Are you having a sparkling summer so far? With Prosecco Week, Sparkling Wine Week, and now International Cava Day on July 12, we have had lots of reasons to break out the bottles of bubbly! One of the reasons I love these wine celebrations is that they give us a moment to pay attention to a particular wine, region, or style– in this case Cava– and a chance to review what that wine is all about. Most people know that Cava is a sparkling wine from Spain, but did you know it’s made using the same method as they do in France for Champagne or Cremant but with grapes indigenous to Iberia like Xarel·lo, Macabeo, Parellada? Read more about the authorized grapes here.
I was excited to learn that Spain leads Europe in certified organic vineyards, and that the category of organic Cava grew by almost 25% last year!
In fact, D.O. Cava reports that the entire category of Guarda Superior will become 100% organic in 2025; currently, over 32 million bottles of organically-certified bottles were sold in 2023. In some areas of the world it is easier than others to grow organically, and D.O. Cava’s conditions make it possible to implement organic viticulture. But it also takes a commitment to sustainability which D.O. Cava has made. Find Cava D.O. on a map.
I was also surprised to learn that Spain is the European leader by area of certified organic vineyards, and Cava D.O. has almost 110,000 hectares or organic vineyards. Producers say organic agriculture certification is important when selling their Cavas and for consumers who choose a Cava based on the European Union’s organic certificate which guarantees that no chemicals have been used in the vineyard for the past three years or more. In addition to the E.U. certification, the Catalan Council for Organic Agricultural Production (CCPAE), grants a certificate to organic plant-based products grown without chemically-synthesised fertilisers or pesticides like fungicides, insecticides or herbicides. Read more about sustainability here.
Cava has more than 70% of Spain’s international sales, and Cava D.O. is the Spanish D.O. with the most exports.
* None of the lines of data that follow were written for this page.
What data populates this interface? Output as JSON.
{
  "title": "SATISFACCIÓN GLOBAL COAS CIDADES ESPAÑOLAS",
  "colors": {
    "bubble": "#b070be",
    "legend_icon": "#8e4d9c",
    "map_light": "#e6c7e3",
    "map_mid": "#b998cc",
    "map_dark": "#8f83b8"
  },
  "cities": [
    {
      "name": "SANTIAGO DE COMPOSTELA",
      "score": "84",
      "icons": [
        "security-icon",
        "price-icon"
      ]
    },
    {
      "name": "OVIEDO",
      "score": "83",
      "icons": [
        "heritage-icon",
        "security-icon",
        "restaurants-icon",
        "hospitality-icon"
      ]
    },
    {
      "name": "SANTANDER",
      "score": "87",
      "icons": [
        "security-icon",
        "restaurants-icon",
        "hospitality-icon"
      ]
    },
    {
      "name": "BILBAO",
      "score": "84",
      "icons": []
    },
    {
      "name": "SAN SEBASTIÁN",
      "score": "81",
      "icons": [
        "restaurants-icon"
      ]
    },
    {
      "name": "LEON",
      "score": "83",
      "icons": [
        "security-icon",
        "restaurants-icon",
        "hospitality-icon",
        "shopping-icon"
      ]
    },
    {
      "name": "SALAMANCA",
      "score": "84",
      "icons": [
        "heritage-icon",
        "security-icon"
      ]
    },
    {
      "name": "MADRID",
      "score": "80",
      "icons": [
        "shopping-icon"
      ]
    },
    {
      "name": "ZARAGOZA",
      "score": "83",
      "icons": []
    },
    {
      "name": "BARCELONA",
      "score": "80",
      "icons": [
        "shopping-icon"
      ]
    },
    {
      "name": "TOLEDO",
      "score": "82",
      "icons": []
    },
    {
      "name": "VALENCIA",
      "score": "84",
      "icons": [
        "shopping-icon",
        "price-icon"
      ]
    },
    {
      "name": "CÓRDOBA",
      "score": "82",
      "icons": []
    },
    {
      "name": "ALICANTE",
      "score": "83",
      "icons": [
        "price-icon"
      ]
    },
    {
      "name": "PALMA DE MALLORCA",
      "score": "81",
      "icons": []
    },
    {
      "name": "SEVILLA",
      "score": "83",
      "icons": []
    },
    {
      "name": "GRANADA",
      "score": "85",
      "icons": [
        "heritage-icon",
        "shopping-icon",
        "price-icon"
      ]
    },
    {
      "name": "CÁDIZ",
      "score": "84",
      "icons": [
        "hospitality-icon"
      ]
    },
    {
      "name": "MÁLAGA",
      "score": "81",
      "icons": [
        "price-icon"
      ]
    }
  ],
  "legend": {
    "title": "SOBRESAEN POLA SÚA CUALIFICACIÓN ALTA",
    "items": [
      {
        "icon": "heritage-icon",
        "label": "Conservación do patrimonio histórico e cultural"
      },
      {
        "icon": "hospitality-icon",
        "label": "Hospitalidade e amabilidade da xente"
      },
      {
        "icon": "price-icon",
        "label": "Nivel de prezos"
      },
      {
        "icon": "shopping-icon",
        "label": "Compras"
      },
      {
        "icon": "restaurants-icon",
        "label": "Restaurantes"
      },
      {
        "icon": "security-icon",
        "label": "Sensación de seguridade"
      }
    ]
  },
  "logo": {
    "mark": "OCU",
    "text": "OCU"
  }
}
On July 12, we join Spain and the world to toast #CAVADAY in a celebration of Cava which comes in various styles from light and fresh to complex to sweet — one to go with every occasion and dish. There’s even a rose or use it in Cava cocktails like these as suggested by D.O. Cava. For pairing ideas, check out this chart from D.O. Cava.
Cava
- 2016 Juvé & Camps Cava Gran Reserva Brut Nature
Menu
- Lemon herb olives
- On Crostinis–
From Spain: Chorizo, Tres Leches, Farmstead Manchego, Queso de Murcia Al Vino PDO
From Portugal: Coelho de Vilao, Quito de Nisa DOP
From Italy: Prosciutto - Raw oysters and grilled oysters with Spanish chorizo
- Dates stuffed with blue cheese and pecans wrapped in prosciutto
- Mussels with Portuguese Barriga de Sueno from Minho Fumeiro
- Grilled Spanish Style Whole Red Snapper
- Mediteranean Orzo Salad
2016 Juve & Camps Reserva de la Familia Brut Nature
ABV: 12%
SRP:
Grapes: organic 50% Xarel·lo, 35% Macabeo, 15% Parellada
Importer: Vintus LLC
purchased by Gwendolyn at Grocery Outlet (!!)
In the beginning, the Juvé y Camps family had their own reserve of this Cava, it is still the only Brut Nature that they make, it is the flagship cuvée of the Juvé y Camps estate winery, and the Cava of choice of Spain’s royal family, so it is regularly served at all official banquets.
Appearance: Golden, buttercup, platinum rim, larger bubbles cling to the side of the glass while delicate bubbles arise from the middle of the glass.
Aroma: White flower, jasmine, citrus, chamomile, sunflower, toast, fennel
Palate: Beautiful bubbles that envelope the palate, great balance between active and caressing, gentle foam, Meyer lemon, lime, green apple, grapefruit, citrus up front and apple and asian pear on the finish,
Pairing: Absolutely amazing with the fresh oyster bringing out beautiful cucumber and melon in te oyster and salinity in the wine, The grilled oysters were a bit too salty for Sue, she really wanted to make adjustments to the dish, however it went perfectly with the wine, the wine goes fantastically with the mint in the orzo salad, the wine really loved the flavor profile of the salad, really great with the grilled fish loving the oregano and other aromatics that went into the belly of the fish. This wine loves the sweet dates salty blue cheese and the toasted pecans in the stuffed dates.